At the weekend, Bharanidharan, who has renounced all worldly goods, wears a rough robe made from a single cloth and carries a long wooden staff, was abducted while giving a speech on spiritualism in Salem, south-west of Madras.
Several men burst into a community hall in the town, where the boy was giving his address, and dragged him screaming from the hall. Some of the boy’s devotees tried to prevent the abduction, but the men fought them off. The child-swami, who has renamed himself Sri Haribharanidhara Raghavendra Swamigal, was then forced to make an undignified exit, bundled into the back of a car.
But the police’s confusion was to grow even worse when they discovered that the boy had been abducted by his parents, desperate to rescue him from his life of renunciation and bring him back to the family home in Salem. The parents, Pattabhiraman and Savithri, had paid a group of local toughs to abduct the boy during his visit to his home town.
But it appears the boy did not want to be rescued.
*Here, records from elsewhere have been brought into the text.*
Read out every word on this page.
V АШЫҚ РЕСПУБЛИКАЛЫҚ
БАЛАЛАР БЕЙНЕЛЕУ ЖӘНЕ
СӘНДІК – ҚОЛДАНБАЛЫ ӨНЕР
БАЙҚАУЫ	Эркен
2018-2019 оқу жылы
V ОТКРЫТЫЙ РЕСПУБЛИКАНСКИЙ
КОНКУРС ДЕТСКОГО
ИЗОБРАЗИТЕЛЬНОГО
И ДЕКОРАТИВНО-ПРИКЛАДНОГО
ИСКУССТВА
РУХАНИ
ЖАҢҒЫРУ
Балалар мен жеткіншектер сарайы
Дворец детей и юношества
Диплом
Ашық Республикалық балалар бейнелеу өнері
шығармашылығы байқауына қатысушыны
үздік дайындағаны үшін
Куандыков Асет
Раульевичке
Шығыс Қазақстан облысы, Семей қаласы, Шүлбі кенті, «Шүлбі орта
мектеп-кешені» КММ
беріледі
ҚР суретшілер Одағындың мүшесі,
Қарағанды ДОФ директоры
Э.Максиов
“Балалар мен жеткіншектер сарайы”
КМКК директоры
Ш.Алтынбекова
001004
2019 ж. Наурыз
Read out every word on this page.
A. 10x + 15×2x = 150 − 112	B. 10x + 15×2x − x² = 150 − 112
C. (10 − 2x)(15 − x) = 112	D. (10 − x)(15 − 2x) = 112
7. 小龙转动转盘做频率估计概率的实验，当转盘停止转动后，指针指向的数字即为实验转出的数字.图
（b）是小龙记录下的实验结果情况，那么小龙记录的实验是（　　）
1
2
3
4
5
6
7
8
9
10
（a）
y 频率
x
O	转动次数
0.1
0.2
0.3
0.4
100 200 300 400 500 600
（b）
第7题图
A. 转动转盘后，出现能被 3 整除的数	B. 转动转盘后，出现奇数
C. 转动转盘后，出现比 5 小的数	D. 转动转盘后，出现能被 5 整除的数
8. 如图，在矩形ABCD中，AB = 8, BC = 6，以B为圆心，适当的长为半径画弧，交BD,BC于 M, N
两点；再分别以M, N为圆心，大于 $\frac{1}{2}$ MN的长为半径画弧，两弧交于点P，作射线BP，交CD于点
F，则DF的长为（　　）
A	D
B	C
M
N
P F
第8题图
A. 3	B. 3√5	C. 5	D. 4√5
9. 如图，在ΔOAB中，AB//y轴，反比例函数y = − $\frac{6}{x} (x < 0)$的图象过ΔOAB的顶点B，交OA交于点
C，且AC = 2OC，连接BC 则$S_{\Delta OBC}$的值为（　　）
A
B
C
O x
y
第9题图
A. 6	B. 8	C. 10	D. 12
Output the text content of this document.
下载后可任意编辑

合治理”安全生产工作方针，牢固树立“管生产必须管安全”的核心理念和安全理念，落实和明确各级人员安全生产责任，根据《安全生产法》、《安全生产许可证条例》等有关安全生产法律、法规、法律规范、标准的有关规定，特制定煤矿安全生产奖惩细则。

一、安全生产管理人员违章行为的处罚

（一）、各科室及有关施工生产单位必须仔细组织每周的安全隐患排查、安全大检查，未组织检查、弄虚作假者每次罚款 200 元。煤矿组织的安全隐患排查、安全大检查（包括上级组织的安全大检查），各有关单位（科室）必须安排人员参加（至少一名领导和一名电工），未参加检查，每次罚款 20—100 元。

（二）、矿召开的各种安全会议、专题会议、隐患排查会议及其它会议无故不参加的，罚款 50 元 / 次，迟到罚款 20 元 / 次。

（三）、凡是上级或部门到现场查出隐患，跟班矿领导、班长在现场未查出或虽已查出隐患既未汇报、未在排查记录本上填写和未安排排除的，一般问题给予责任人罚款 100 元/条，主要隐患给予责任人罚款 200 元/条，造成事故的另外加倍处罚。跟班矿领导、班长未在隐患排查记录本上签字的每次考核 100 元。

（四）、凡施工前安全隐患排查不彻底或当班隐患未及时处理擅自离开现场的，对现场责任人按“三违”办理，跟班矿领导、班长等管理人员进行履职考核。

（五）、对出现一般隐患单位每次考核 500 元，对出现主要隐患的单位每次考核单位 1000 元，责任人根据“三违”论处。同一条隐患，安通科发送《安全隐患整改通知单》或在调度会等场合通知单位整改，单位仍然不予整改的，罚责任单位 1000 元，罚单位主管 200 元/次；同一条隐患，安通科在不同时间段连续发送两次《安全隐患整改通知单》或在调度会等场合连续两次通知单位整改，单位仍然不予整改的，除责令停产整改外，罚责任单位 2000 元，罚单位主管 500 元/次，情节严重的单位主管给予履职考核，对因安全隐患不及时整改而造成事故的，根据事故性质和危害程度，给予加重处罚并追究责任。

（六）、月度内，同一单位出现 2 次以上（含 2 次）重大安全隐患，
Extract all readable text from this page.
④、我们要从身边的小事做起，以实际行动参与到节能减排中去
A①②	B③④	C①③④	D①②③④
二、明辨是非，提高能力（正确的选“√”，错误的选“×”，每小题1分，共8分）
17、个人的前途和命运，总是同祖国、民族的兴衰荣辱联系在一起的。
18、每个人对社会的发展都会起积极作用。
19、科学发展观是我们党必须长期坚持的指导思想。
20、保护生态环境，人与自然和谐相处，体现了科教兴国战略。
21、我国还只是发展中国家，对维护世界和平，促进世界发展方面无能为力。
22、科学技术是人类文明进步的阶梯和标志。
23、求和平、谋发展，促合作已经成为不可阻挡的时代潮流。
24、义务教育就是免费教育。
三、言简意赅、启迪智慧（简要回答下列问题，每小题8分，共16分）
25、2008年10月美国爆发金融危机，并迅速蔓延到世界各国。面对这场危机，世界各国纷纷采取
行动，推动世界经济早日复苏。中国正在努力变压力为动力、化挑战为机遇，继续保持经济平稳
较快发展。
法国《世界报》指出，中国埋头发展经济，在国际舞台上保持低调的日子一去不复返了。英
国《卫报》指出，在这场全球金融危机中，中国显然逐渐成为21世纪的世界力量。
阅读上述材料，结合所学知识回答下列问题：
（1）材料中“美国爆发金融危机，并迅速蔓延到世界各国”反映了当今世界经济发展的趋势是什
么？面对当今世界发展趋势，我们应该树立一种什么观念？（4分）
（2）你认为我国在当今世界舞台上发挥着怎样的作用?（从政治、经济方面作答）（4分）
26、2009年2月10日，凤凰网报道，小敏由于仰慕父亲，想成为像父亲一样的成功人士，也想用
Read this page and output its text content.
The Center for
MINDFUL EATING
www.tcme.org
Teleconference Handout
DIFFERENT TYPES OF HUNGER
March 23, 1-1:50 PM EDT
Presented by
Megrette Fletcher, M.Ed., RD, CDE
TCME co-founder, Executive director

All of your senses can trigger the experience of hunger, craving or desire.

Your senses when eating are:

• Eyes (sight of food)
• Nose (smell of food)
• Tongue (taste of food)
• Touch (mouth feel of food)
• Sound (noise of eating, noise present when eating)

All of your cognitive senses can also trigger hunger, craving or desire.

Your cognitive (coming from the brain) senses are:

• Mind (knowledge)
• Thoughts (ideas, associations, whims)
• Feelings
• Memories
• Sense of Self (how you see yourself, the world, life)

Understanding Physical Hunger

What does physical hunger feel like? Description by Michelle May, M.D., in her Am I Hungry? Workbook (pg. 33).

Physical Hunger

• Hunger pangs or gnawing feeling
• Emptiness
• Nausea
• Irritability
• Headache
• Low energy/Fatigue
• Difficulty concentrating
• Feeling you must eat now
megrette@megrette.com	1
He insisted on being allowed to return to the ashram, or Hindu monastery, he set up in the nearby town of Ayodhyapattinam and demanded police guards to protect him.
The boy’s parents said that they believe he is being used and “misled by someone wanting to make a fortune out of his ashram”. As he is still a minor, legally he is under the care of his parents.
The police were unable to persuade the child and his parents to agree a compromise and the case will now go to court. But in the meantime, the young swami has returned to his ashram, and the police have reluctantly decided they have no choice but to give him round-the-clock protection.
After his return to the ashram following his abduction, a large group of devotees gathered and chanted prayers late into the night to welcome their “guru” back. In a brief interview with The Hindu newspaper, the boy said: “I embraced this way of life for which I am ordained. That is the wish of the Creator.”
He said that he wanted to continue to lead “the life of a sage” and that he would not allow anyone to make money out of it. But the reporter noted that he was “taking his cue” from some of his devotees who stood around him as he spoke.
Those who renounce worldly goods and become sannyasi, wandering holy mendicants, as the boy claims to have, are greatly respected in Hindu society. But it is a practice more usually embraced by older men and for a child to take it up is extremely unusual.